Original Article
What matters when generative artificial intelligence enters the clinic: a clinician-centered evaluation of ChatGPT, Gemini and Copilot in radiation oncology
Abstract
Background: Generative artificial intelligence (GenAI), particularly large language models (LLMs), promises to revolutionize healthcare, yet their practical utility in clinical settings remains uncertain. To date, LLMs have largely been evaluated using algorithm-centered benchmarks that are generally tailored for engineering, not clinical practice. This study pioneers LLM utility in radiation oncology (RO) by introducing a provider-centered approach using ecologically situated use cases and develops a novel evaluation framework focused on clinical safety and usability.
Methods: Four ecologically situated use cases [Letter of Medical Necessity (LOMN) generation, radiology report summarization, consult note summarization, medical decision-making (MDM)] were identified through provider needs assessment. Three publicly available commercial LLMs (ChatGPT, Google Gemini, Microsoft Copilot) were evaluated using de-identified clinical data. A multidisciplinary team of AI experts and RO physicians (ROPs) developed customized, multi-dimensional evaluation measures focusing on safety and usability. ROPs assessed LLM outputs against these measures using standardized prompts. The evaluation was repeated after 6 months to validate measure robustness.

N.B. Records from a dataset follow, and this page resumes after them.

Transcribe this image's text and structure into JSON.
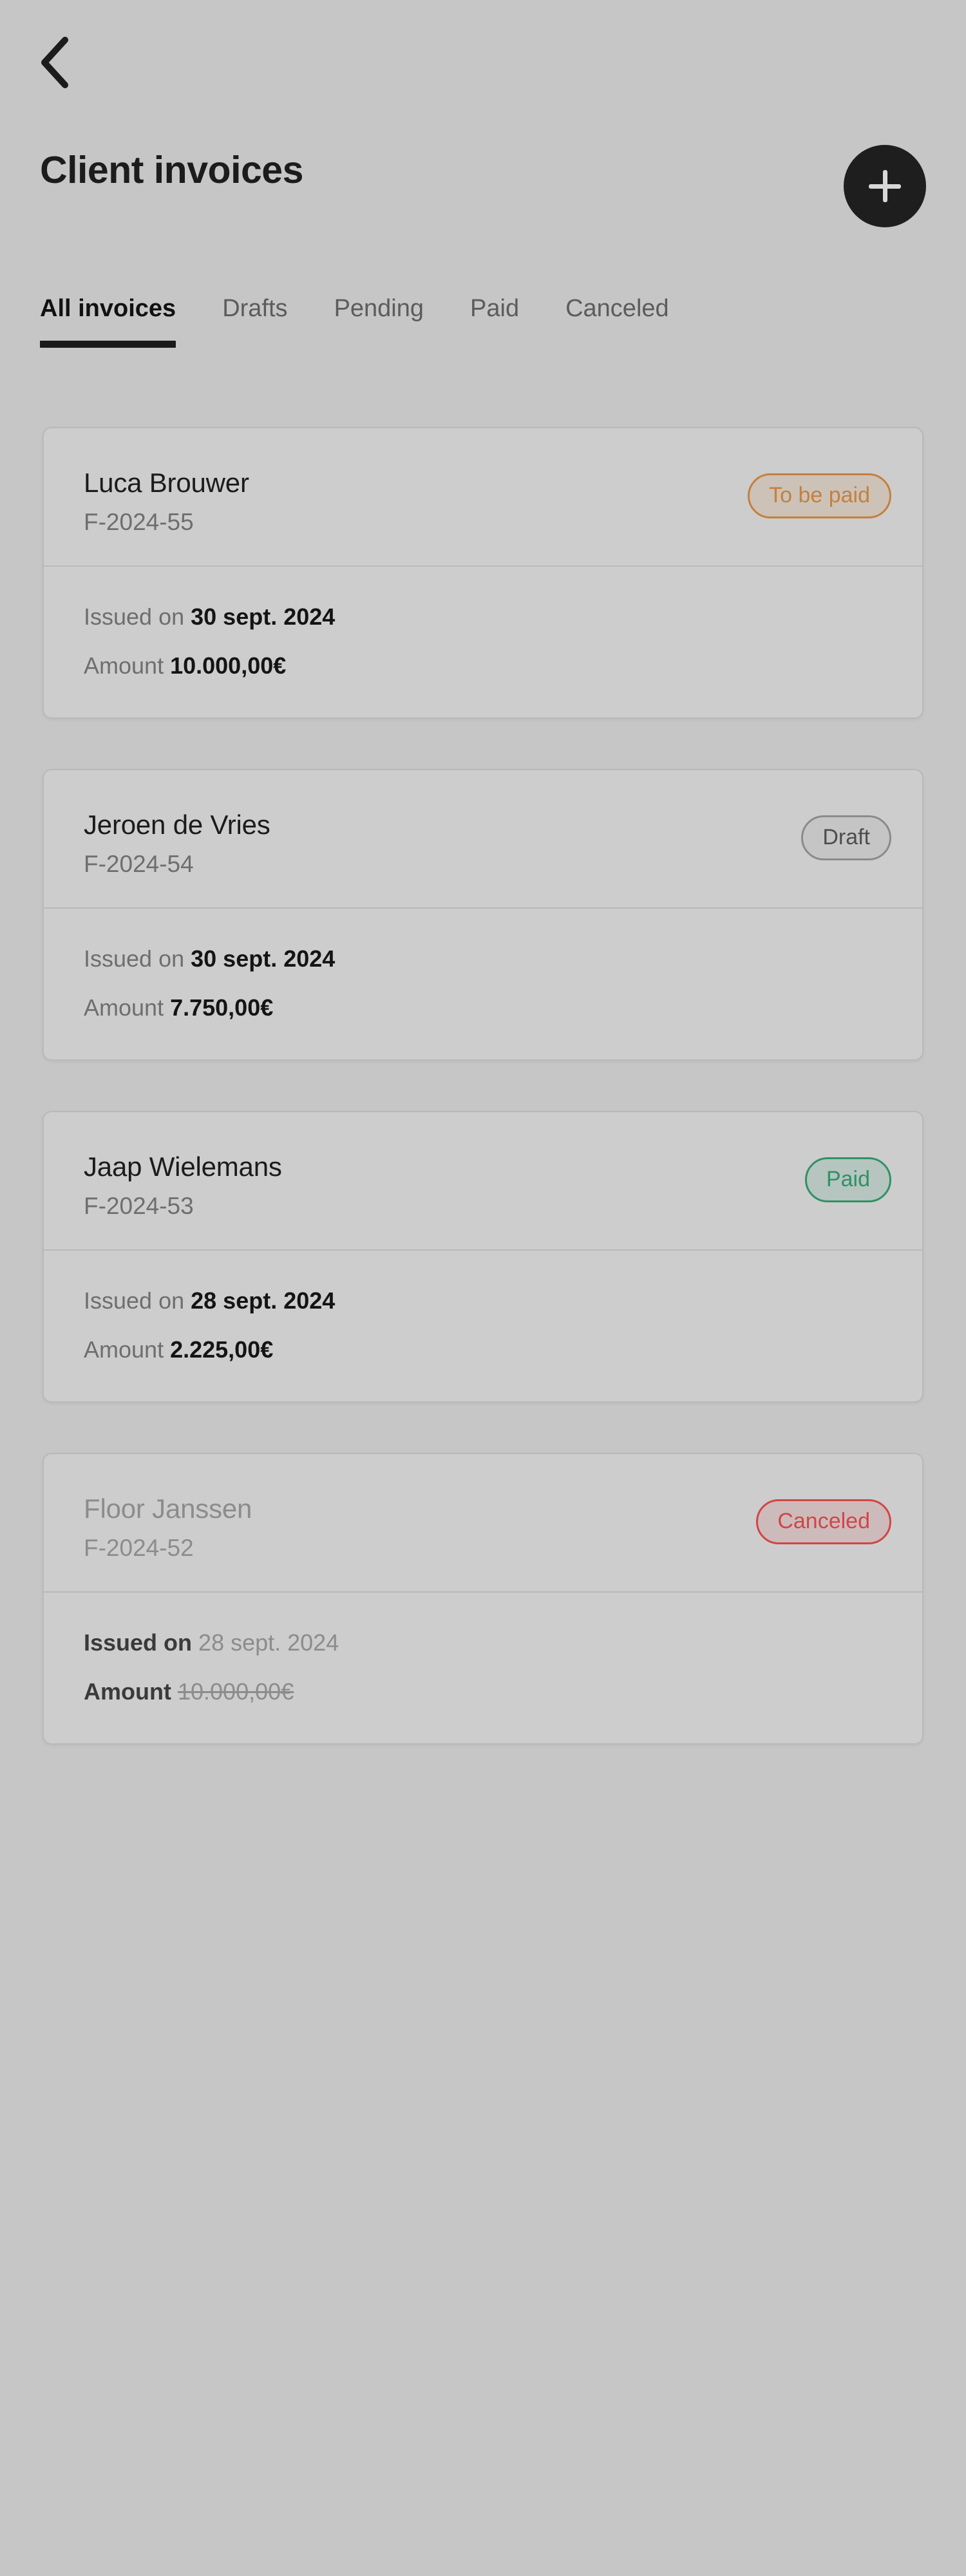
{
  "header": {
    "back_icon": "chevron-left-icon",
    "title": "Client invoices",
    "add_icon": "plus-icon",
    "add_label": "Add invoice"
  },
  "tabs": [
    {
      "label": "All invoices",
      "active": true
    },
    {
      "label": "Drafts",
      "active": false
    },
    {
      "label": "Pending",
      "active": false
    },
    {
      "label": "Paid",
      "active": false
    },
    {
      "label": "Canceled",
      "active": false
    }
  ],
  "labels": {
    "issued_on": "Issued on",
    "amount": "Amount"
  },
  "colors": {
    "page_background": "#c6c6c6",
    "card_background": "#cdcdcd",
    "card_border": "#b9b9b9",
    "text_primary": "#1b1b1b",
    "text_secondary": "#6e6e6e",
    "accent_dark": "#1e1e1e",
    "status_to_be_paid": "#c5803c",
    "status_draft": "#4e4e4e",
    "status_paid": "#2e9268",
    "status_canceled": "#d24545"
  },
  "invoices": [
    {
      "client": "Luca Brouwer",
      "number": "F-2024-55",
      "status": "To be paid",
      "status_key": "tobepaid",
      "issued_on": "30 sept. 2024",
      "amount": "10.000,00€",
      "muted": false,
      "amount_struck": false
    },
    {
      "client": "Jeroen de Vries",
      "number": "F-2024-54",
      "status": "Draft",
      "status_key": "draft",
      "issued_on": "30 sept. 2024",
      "amount": "7.750,00€",
      "muted": false,
      "amount_struck": false
    },
    {
      "client": "Jaap Wielemans",
      "number": "F-2024-53",
      "status": "Paid",
      "status_key": "paid",
      "issued_on": "28 sept. 2024",
      "amount": "2.225,00€",
      "muted": false,
      "amount_struck": false
    },
    {
      "client": "Floor Janssen",
      "number": "F-2024-52",
      "status": "Canceled",
      "status_key": "canceled",
      "issued_on": "28 sept. 2024",
      "amount": "10.000,00€",
      "muted": true,
      "amount_struck": true
    }
  ]
}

Results: No single LLM excelled across all tasks. ChatGPT performed best overall in readability and minimizing hallucinations, scoring in the highest tier across most use cases. Gemini showed strengths in lay-friendliness but exhibited greater variability across dimensions. Copilot led in citation accuracy yet consistently scored lower in readability. LLMs performed adequately for summarization tasks (averaging ≥4/5 on accuracy) but outputs for complex tasks like MDM scored notably lower, often requiring significant verification.
Conclusions: These commercially available LLMs (ChatGPT, Gemini, Copilot) exhibit variable performance and require substantial human oversight for safe application in RO. They are not currently suitable for autonomous clinical use, primarily due to concerns regarding reliability and the burden of verification. This study offers ecologically situated use cases and pioneers a validated, provider-centered framework to guide LLM evaluation, and guiding realistic assessment for their use in clinical workflows.